Not much is known about Spica, but they seem to have been a rather large company. Their games were sold in North America and Australia, in addition to several countries that recieved the Asian Version NES instead of the Famicom.
Spica released a mixture of multicarts and single games, as well as Famicom-NES converters and other accessories. The carts were supposedly made in Japan, though they were likely made in Hong Kong or Taiwan. Most of their games used the same box and label art, with a plain sticker on the top with the game's title. Spica's cartridges were specially made with a molded Spica logo. Spica did not alter the games in any way prior to releasing them, even the copyright notices were left unchanged. It is unknown if their multicarts contained hacked games, as the carts had been released by other companies and wouldn't have been changed.
Spica also released the 52-in-1 multicart that Action 52 was based on, though it is unknown if they were the original creators.

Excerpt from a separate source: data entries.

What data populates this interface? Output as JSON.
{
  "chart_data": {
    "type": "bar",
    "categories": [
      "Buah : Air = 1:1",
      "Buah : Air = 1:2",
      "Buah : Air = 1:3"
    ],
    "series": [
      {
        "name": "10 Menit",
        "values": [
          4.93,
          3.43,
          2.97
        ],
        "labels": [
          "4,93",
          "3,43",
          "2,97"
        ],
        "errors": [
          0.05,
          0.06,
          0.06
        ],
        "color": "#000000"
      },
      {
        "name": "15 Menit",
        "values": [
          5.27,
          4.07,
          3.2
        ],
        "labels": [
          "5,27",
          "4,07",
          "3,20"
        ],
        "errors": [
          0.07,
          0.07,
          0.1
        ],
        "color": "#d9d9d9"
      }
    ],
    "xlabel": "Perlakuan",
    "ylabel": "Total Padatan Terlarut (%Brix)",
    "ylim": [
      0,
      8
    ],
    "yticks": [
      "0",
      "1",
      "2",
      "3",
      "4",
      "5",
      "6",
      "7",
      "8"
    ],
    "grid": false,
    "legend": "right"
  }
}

Several NES clone systems and accessories were released under the Spica brand, which seem to be mostly rebranded Micro Genius products. Their consoles included:
- IQ-701 - identical to the equivalent Micro Genius console aside from the Spica branding
- SP-801 - closely resembles the original NES. No Micro Genius equivalent is known, but the console was shipped with standard Micro Genius-style controllers.
Spica was shut down by Nintendo after they were caught selling Famiclones in Australia. At that time, Nintendo still had the rights to the NES patents, hence, Famiclones were illegal. In addition to this, the Famiclones looked like NES consoles, meaning they violated the design patents as well.
'New old stock' of Spica's games can occasionally be found online.
Most of Spica's box/label arts are originated from Japanese mangas and animes, usually completely unrelated to the actual content of the cartridge. These arts are directly ripped from the original source without any altering, so they sometimes contain Japanese statement that doesn't make sense to be printed on a video game label such as "coloring book" and "sing-a-song included".
The box art shown above comes from Choujin Kintaman(超人キンタマン), a Japanese manga started in 1981 and ended in 1987. This is rather unusual choice for a game box art, since the manga never had a video game about it. Another box art uses an artwork from GeGeGe no Kitaro(ゲゲゲの鬼太郎), a Japanese manga which actually had a couple of Famicom games about it. However, the art is not taken from the games.